Johnny B Badd was one of the first internet darlings.
wew, imagine Sable in white cotton panties
>>2610018
>Gets him up on shoulders
>Tears quads
>>2610039
"Bro I can't tell you how many times I have do that bro."
>>2610086
i dont get it
>>2610028
Pretty much this.
Austin on his podcast said that him and Mero were suppose to have a feud right after this happened. But the feud was killed because Stone Cold was over big at the time, and a guy getting power bombed by a woman had no right to feud with Austin.

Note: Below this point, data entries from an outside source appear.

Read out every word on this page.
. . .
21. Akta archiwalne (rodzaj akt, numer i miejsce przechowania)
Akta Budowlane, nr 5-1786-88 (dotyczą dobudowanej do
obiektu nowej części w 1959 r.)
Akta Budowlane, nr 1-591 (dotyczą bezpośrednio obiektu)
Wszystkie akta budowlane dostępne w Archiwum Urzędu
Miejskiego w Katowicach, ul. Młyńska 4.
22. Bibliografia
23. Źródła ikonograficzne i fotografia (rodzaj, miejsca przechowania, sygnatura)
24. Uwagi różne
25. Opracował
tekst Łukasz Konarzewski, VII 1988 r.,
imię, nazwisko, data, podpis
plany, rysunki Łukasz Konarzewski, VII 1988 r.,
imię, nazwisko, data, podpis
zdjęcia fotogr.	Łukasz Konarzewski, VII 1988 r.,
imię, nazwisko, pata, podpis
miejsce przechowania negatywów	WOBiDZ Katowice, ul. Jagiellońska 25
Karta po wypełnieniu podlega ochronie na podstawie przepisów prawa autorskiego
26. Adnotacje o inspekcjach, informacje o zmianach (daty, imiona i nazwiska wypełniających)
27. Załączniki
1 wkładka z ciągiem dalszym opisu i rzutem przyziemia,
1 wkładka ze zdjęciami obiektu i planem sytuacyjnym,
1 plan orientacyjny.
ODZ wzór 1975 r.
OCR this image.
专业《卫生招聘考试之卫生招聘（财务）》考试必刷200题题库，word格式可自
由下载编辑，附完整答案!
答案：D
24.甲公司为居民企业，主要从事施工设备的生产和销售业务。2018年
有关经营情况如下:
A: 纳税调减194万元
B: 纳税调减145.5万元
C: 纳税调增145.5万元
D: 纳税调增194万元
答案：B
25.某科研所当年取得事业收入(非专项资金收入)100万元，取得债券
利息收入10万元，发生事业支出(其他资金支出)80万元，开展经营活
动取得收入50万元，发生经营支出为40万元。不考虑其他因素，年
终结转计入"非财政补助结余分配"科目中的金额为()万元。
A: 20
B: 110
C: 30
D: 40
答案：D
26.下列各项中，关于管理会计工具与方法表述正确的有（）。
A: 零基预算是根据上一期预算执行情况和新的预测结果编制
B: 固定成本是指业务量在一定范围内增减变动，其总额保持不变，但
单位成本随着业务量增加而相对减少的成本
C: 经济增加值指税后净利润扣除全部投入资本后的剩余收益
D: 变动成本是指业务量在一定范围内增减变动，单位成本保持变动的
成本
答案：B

>about to get a main event push
>have your 100lb wife kick your ass
>Vince kills your push
>>2610120
I think Austin called Vince immediately and said, "you want me to sell for this fucking guy?"
>>2610120
Wow what a sexist shitlord
>>2610086
MEROOOOOOOOOOOOOOOOOOOO
>>2610166
Thank you.
>>2610086
Looks like someone shit in the pool
>>2610114
On the latest episode of Something To Wrestle With Bruce Prichard he talked about Marc Mero wanting to call himself Marco Mero. Then as he'd come out to the ring he'd yell "Marco!" and expected the crowd to yell "Mero!". He thought he could do this multiple times while walking the aisle. Bruce remembers wanting to stab himself with a pencil or something when he heard him pitch the idea.